Species of flowering plant

Brassica hilarionis is a species of perennial cruciferous plant in the family Brassicaceae. It is endemic to Northern Cyprus and is classified as endangered. This species flowers from March to May. Its common name is St. Hilarion Cabbage.

==Description==
Brassica hilarionis is a perennial subshrub that grows in the subtropical biome of Northern Cyprus.

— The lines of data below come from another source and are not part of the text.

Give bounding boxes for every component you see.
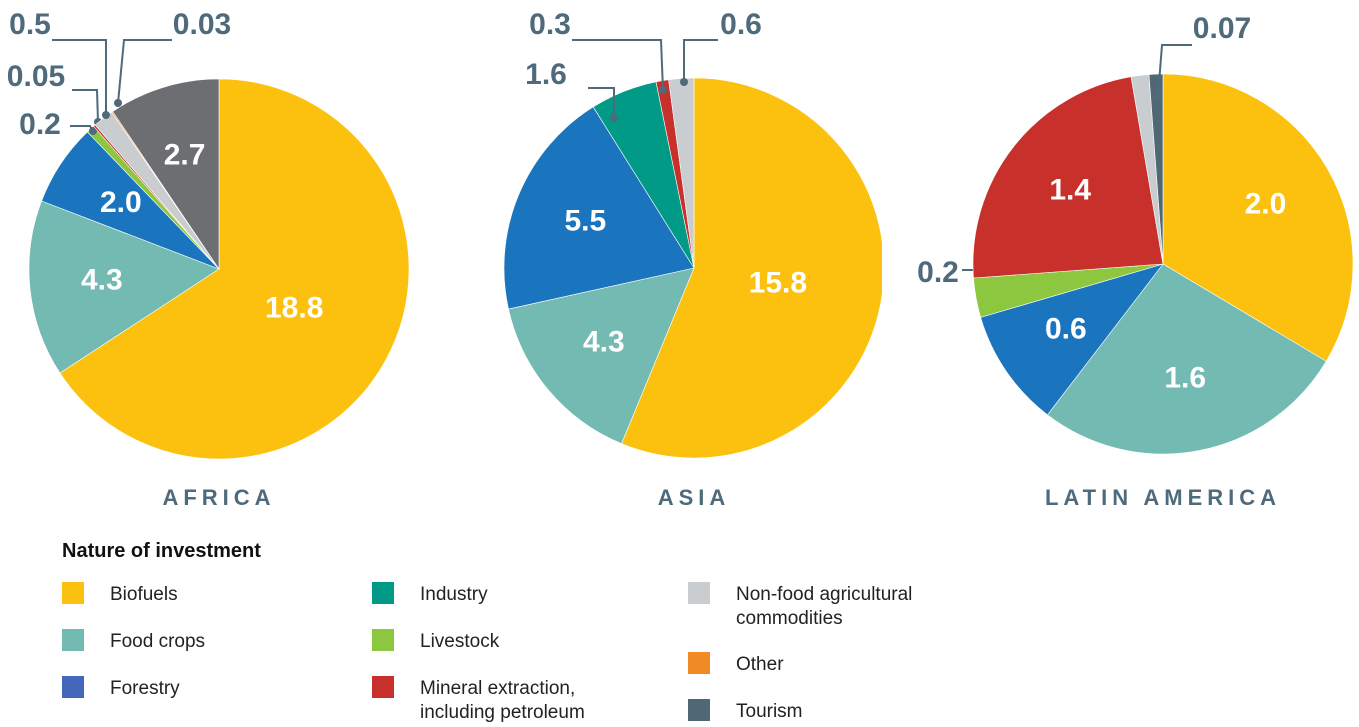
pie-slice [28, 200, 220, 374]
legend-label: Tourism [736, 701, 803, 722]
value-label: 0.6 [720, 8, 762, 41]
value-label: 15.8 [749, 267, 807, 300]
value-label: 0.2 [19, 108, 61, 141]
leader-dot [680, 78, 688, 86]
pie-slice [503, 106, 695, 310]
legend-label: Industry [420, 584, 488, 605]
leader-line [72, 89, 99, 123]
value-label: 2.0 [100, 186, 142, 219]
leader-dot [610, 114, 618, 122]
pie-group [503, 77, 882, 459]
value-label: 5.5 [564, 204, 606, 237]
pie-slice [972, 76, 1164, 279]
legend-swatch [372, 629, 394, 651]
value-label: 4.3 [81, 263, 123, 296]
value-label: 2.0 [1245, 188, 1287, 221]
leader-dot [89, 127, 97, 135]
legend-swatch [372, 676, 394, 698]
legend-swatch [372, 582, 394, 604]
legend-label: Other [736, 654, 784, 675]
value-label: 0.03 [173, 8, 231, 41]
value-label: 18.8 [265, 292, 323, 325]
leader-line [117, 39, 172, 104]
value-label: 0.3 [529, 8, 571, 41]
legend-title: Nature of investment [62, 540, 261, 562]
pie-slice [621, 77, 882, 459]
legend-label: Forestry [110, 678, 180, 699]
value-label: 0.07 [1193, 12, 1251, 45]
pie-slice [1047, 263, 1327, 455]
legend-swatch [62, 629, 84, 651]
pie-title: AFRICA [162, 485, 275, 510]
legend-swatch [688, 652, 710, 674]
value-label: 1.4 [1049, 173, 1091, 206]
pie-slice [59, 78, 410, 460]
leader-line [1157, 44, 1192, 97]
legend-swatch [688, 582, 710, 604]
value-label: 2.7 [164, 138, 206, 171]
leader-line [572, 39, 664, 91]
pie-slice [668, 77, 695, 269]
leader-line [683, 39, 718, 82]
pie-slice [112, 78, 220, 270]
value-label: 1.6 [1164, 362, 1206, 395]
pie-slice [980, 263, 1164, 416]
legend-swatch [688, 699, 710, 721]
legend-swatch [62, 676, 84, 698]
leader-dot [1154, 92, 1162, 100]
legend-label: Biofuels [110, 584, 178, 605]
pie-slice [508, 267, 695, 445]
value-label: 0.05 [7, 60, 65, 93]
leader-line [588, 87, 615, 118]
leader-dot [659, 86, 667, 94]
leader-line [52, 39, 107, 115]
value-label: 0.5 [9, 8, 51, 41]
pie-title: LATIN AMERICA [1045, 485, 1281, 510]
value-label: 1.6 [525, 58, 567, 91]
legend-label: Livestock [420, 631, 500, 652]
pie-slice [1148, 73, 1164, 265]
value-label: 0.2 [917, 256, 959, 289]
value-label: 4.3 [583, 326, 625, 359]
legend-label: Food crops [110, 631, 205, 652]
value-label: 0.6 [1045, 313, 1087, 346]
pie-title: ASIA [658, 485, 731, 510]
leader-dot [114, 99, 122, 107]
pie-slice [1162, 73, 1354, 362]
legend-label: Mineral extraction, including petroleum [420, 678, 585, 723]
legend-swatch [62, 582, 84, 604]
leader-dot [102, 111, 110, 119]
legend-label: Non-food agricultural commodities [736, 584, 912, 629]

It is hairless and has a basal rosette of rounded, fleshy leaves with flat stalks. The upper leaves clasp the stem. From March to May, B. hilarionis produces large racemes of creamy white flowers with petals up to 2.5 centimeters (0.984 inches) long. This species produces narrow seed pods up to seven centimeters long. B. hilarionis grows up to one meter tall.

==Habitat and distribution==
Brassica hilarionis is endemic to the subtropical Northern Range in Northern Cyprus, from Yayla to Kornos. It inhabits rocky areas and has been recorded growing on limestone cliffs at altitudes of 400-850 meters.